The four forms of lenses are interpretable by means of equation (10).

(1) If r1 be positive and r2 negative. This type is called biconvex (fig. 9, 1). The first principal focus is in front of the lens, and the second principal focus behind the lens, and the two principal points are inside the lens. The order of the cardinal points is therefore FS1HH′S2F′. The lens is convergent so long as the thickness is less than n(r1 − r2)/(n − 1). The special case when one of the radii is infinite, in other words, when one of the bounding surfaces is plane is shown in fig. 9, 2. Such a collective lens is termed plano-convex. As d increases, F and H move to the right and F′ and H′ to the left. If d = n(r1 − r2)/(n − 1), the focal length is infinite, i.e. the lens is telescopic. If the thickness be greater than n(r1 − r2)/(n − 1), the lens is dispersive, and the order of the cardinal points is HFS1S2F′H′.

(2) If r1 is negative and r2 positive. This type is called biconcave (fig. 9, 4). Such lenses are dispersive for all thicknesses. If d increases, the radii remaining constant, the focal lengths diminish. It is seen from the equations giving the distances of the cardinal points from the vertices that the first principal focus F is always behind S1, and the second principal focus F′ always in front of S2, and that the principal points are within the lens, H′ always following H. If one of the radii becomes infinite, the lens is plano-concave (fig. 9, 5).

(3) If the radii are both positive. These lenses are called convexo-concave. Two cases occur according as r2 > r1, or < r1. (a) If r2 > r1, we obtain the mensicus (fig. 9, 3). Such lenses are always collective; and the order of the cardinal points is FHH′F′. Since sF and sH are always negative, the object-side cardinal points are always in front of the lens. H′ can take up different positions.
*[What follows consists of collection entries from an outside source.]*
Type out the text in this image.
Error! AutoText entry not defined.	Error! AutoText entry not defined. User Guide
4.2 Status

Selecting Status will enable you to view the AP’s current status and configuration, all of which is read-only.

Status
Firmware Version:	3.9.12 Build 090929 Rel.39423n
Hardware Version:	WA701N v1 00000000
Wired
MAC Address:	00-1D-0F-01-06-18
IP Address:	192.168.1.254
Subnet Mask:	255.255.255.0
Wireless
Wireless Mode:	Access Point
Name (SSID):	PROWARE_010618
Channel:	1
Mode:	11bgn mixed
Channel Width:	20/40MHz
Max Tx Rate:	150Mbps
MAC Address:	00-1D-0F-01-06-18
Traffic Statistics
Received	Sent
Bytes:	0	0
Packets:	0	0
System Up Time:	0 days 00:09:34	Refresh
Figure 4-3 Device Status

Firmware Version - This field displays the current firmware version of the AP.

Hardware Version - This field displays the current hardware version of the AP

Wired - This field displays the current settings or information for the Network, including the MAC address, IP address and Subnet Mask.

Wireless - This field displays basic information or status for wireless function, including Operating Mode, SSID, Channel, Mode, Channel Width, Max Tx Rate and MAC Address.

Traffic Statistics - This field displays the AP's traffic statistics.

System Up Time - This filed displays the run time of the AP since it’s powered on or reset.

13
Since sH′ = −dr2/R = −dr2/{n (r2 − r1) + d(n − 1)}, sH′ is greater or less than d, i.e. H′ is either in front of or inside the lens, according as d < or > {r2 − n(r2 − r1)}/(n − 1). (b) If r2 < r1 the lens is dispersive so long as d < n(r1 − r2)/(n − 1). H is always behind S1 and H′ behind S2, since sH and sH′ are always positive. The focus F is always behind S1 and F′ in front of S2. If the thickness be small, the order of the cardinal points is F′HH′F; a dispersive lens of this type is shown in fig. 9, 6. As the thickness increases, H, H′ and F move to the right, F more rapidly than H, and H more rapidly than H′; F′, on the other hand, moves to the left. As with biconvex lenses, a telescopic lens, having all the cardinal points at infinity, results when d = n(r1 − r2)/(n − 1). If d > n(r1 − r2)/(n − 1), f is positive and the lens is collective. The cardinal points are in the same order as in the mensicus, viz. FHH′F′; and the relation of the principal points to the vertices is also the same as in the mensicus.

(4) If r1 and r2 are both negative. This case is reduced to (3) above, by assuming a change in the direction of the light, or, in other words, by interchanging the object- and image-spaces.